Van Os éluda, s'excusait à présent du petit dérangement. Tant pis pour mercredi, déplora-t-il, ce sera pour une autre fois. Il rappellerait demain, après-demain, savoir comment ça va. Pensez à moi, pria-t-il avant de raccrocher.
Un instant. Le fond de cafetière est tiède sur l'évier, Paul trouve un long flacon de pale-ale dans le réfrigérateur. Trop glacé, trop mousseux, mais Paul boit d'un coup la moitié d'un verre, dont il dégoutte un peu dans sa barbe de la veille. Il éteint le transistor, revient dans la chambre, pose son verre près de la photo retournée, non loin du téléphone qui vient de tenir son premier rôle de la journée. A cette altitude il n'est plus aucun bruit, on est enfermé dans le silence comme dans un rhume. Paul considère le téléphone et vice versa: l'appareil domestique s'impatiente de japper, d'aboyer à nouveau; posé sur son séant, la langue un peu sortie, il implore Paul de tous ses chiffres en tirant sur son fil.

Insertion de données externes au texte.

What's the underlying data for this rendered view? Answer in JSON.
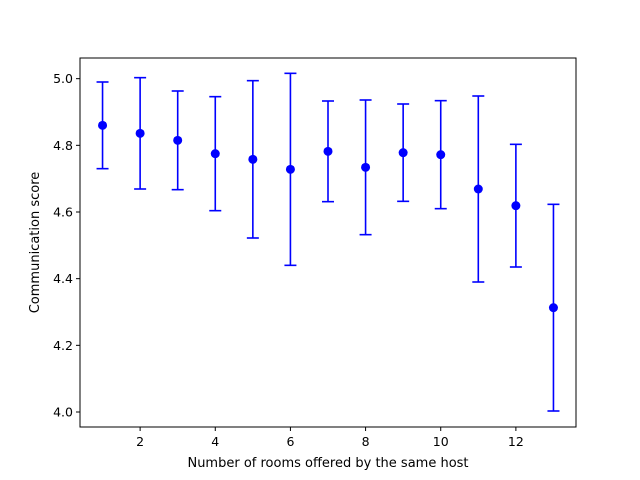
{
  "chart_data": {
    "type": "scatter",
    "title": "",
    "xlabel": "Number of rooms offered by the same host",
    "ylabel": "Communication score",
    "xlim": [
      0.4,
      13.6
    ],
    "ylim": [
      3.955,
      5.062
    ],
    "xticks": [
      2,
      4,
      6,
      8,
      10,
      12
    ],
    "yticks": [
      4.0,
      4.2,
      4.4,
      4.6,
      4.8,
      5.0
    ],
    "xtick_labels": [
      "2",
      "4",
      "6",
      "8",
      "10",
      "12"
    ],
    "ytick_labels": [
      "4.0",
      "4.2",
      "4.4",
      "4.6",
      "4.8",
      "5.0"
    ],
    "grid": false,
    "marker_color": "#0000ff",
    "points": [
      {
        "x": 1,
        "y": 4.86,
        "lower": 4.73,
        "upper": 4.99
      },
      {
        "x": 2,
        "y": 4.836,
        "lower": 4.669,
        "upper": 5.003
      },
      {
        "x": 3,
        "y": 4.815,
        "lower": 4.667,
        "upper": 4.963
      },
      {
        "x": 4,
        "y": 4.775,
        "lower": 4.604,
        "upper": 4.946
      },
      {
        "x": 5,
        "y": 4.758,
        "lower": 4.522,
        "upper": 4.994
      },
      {
        "x": 6,
        "y": 4.728,
        "lower": 4.44,
        "upper": 5.016
      },
      {
        "x": 7,
        "y": 4.782,
        "lower": 4.631,
        "upper": 4.933
      },
      {
        "x": 8,
        "y": 4.734,
        "lower": 4.532,
        "upper": 4.936
      },
      {
        "x": 9,
        "y": 4.778,
        "lower": 4.632,
        "upper": 4.924
      },
      {
        "x": 10,
        "y": 4.772,
        "lower": 4.61,
        "upper": 4.934
      },
      {
        "x": 11,
        "y": 4.669,
        "lower": 4.39,
        "upper": 4.948
      },
      {
        "x": 12,
        "y": 4.619,
        "lower": 4.435,
        "upper": 4.803
      },
      {
        "x": 13,
        "y": 4.313,
        "lower": 4.003,
        "upper": 4.623
      }
    ]
  }
}
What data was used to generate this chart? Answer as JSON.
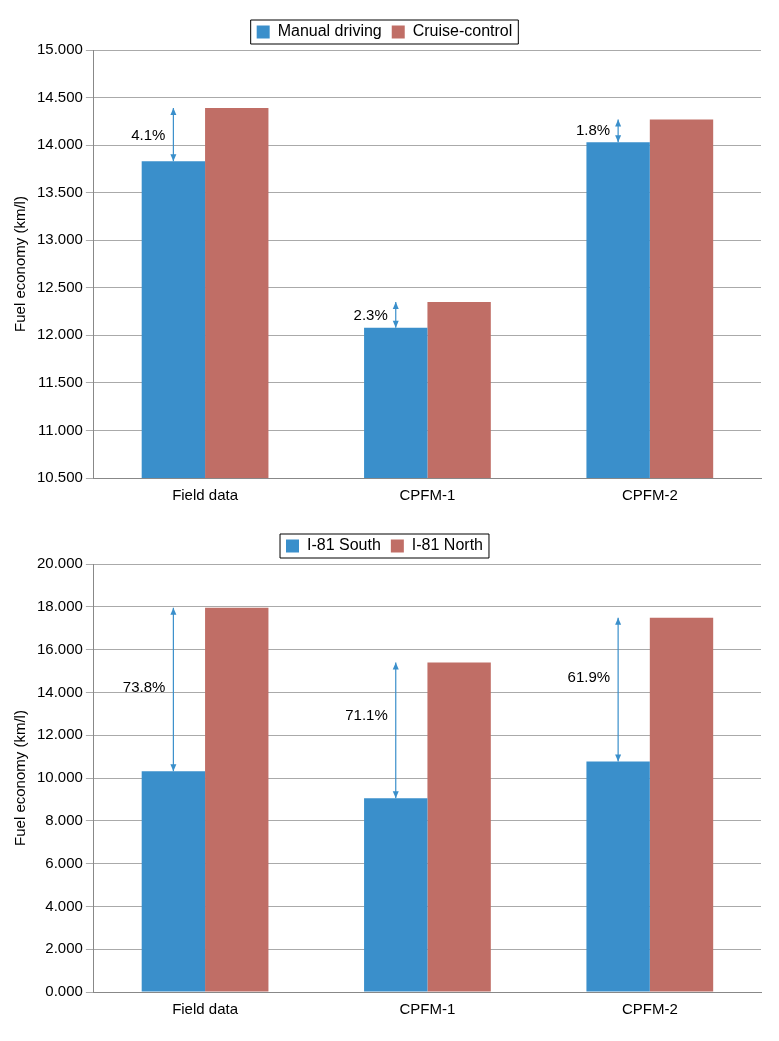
{
  "chart_data": [
    {
      "type": "bar",
      "ylabel": "Fuel economy (km/l)",
      "categories": [
        "Field data",
        "CPFM-1",
        "CPFM-2"
      ],
      "series": [
        {
          "name": "Manual driving",
          "color": "#3a8fcb",
          "values": [
            13.83,
            12.08,
            14.03
          ]
        },
        {
          "name": "Cruise-control",
          "color": "#c06e66",
          "values": [
            14.39,
            12.35,
            14.27
          ]
        }
      ],
      "ylim": [
        10.5,
        15
      ],
      "yticks": [
        {
          "value": 10.5,
          "label": "10.500"
        },
        {
          "value": 11,
          "label": "11.000"
        },
        {
          "value": 11.5,
          "label": "11.500"
        },
        {
          "value": 12,
          "label": "12.000"
        },
        {
          "value": 12.5,
          "label": "12.500"
        },
        {
          "value": 13,
          "label": "13.000"
        },
        {
          "value": 13.5,
          "label": "13.500"
        },
        {
          "value": 14,
          "label": "14.000"
        },
        {
          "value": 14.5,
          "label": "14.500"
        },
        {
          "value": 15,
          "label": "15.000"
        }
      ],
      "grid": "y",
      "legend": "top",
      "annotations": [
        {
          "text": "4.1%",
          "x": "Field data",
          "y": 14.1
        },
        {
          "text": "2.3%",
          "x": "CPFM-1",
          "y": 12.2
        },
        {
          "text": "1.8%",
          "x": "CPFM-2",
          "y": 14.15
        }
      ]
    },
    {
      "type": "bar",
      "ylabel": "Fuel economy (km/l)",
      "categories": [
        "Field data",
        "CPFM-1",
        "CPFM-2"
      ],
      "series": [
        {
          "name": "I-81 South",
          "color": "#3a8fcb",
          "values": [
            10.32,
            9.05,
            10.77
          ]
        },
        {
          "name": "I-81 North",
          "color": "#c06e66",
          "values": [
            17.95,
            15.4,
            17.49
          ]
        }
      ],
      "ylim": [
        0,
        20
      ],
      "yticks": [
        {
          "value": 0,
          "label": "0.000"
        },
        {
          "value": 2,
          "label": "2.000"
        },
        {
          "value": 4,
          "label": "4.000"
        },
        {
          "value": 6,
          "label": "6.000"
        },
        {
          "value": 8,
          "label": "8.000"
        },
        {
          "value": 10,
          "label": "10.000"
        },
        {
          "value": 12,
          "label": "12.000"
        },
        {
          "value": 14,
          "label": "14.000"
        },
        {
          "value": 16,
          "label": "16.000"
        },
        {
          "value": 18,
          "label": "18.000"
        },
        {
          "value": 20,
          "label": "20.000"
        }
      ],
      "grid": "y",
      "legend": "top",
      "annotations": [
        {
          "text": "73.8%",
          "x": "Field data",
          "y": 14.2
        },
        {
          "text": "71.1%",
          "x": "CPFM-1",
          "y": 12.9
        },
        {
          "text": "61.9%",
          "x": "CPFM-2",
          "y": 14.7
        }
      ]
    }
  ]
}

Appeler qui? Paul épluche son carnet. Des noms suivis de chiffres s'y empilent comme au flanc d'un monument aux morts, champ d'honneur infertile hérissé de proches perdus, d'amis d'un soir, d'anciennes amies qui se méprendraient. Reste ce numéro de la jeune femme en gris de l'autre soir, courage. On décroche au loin.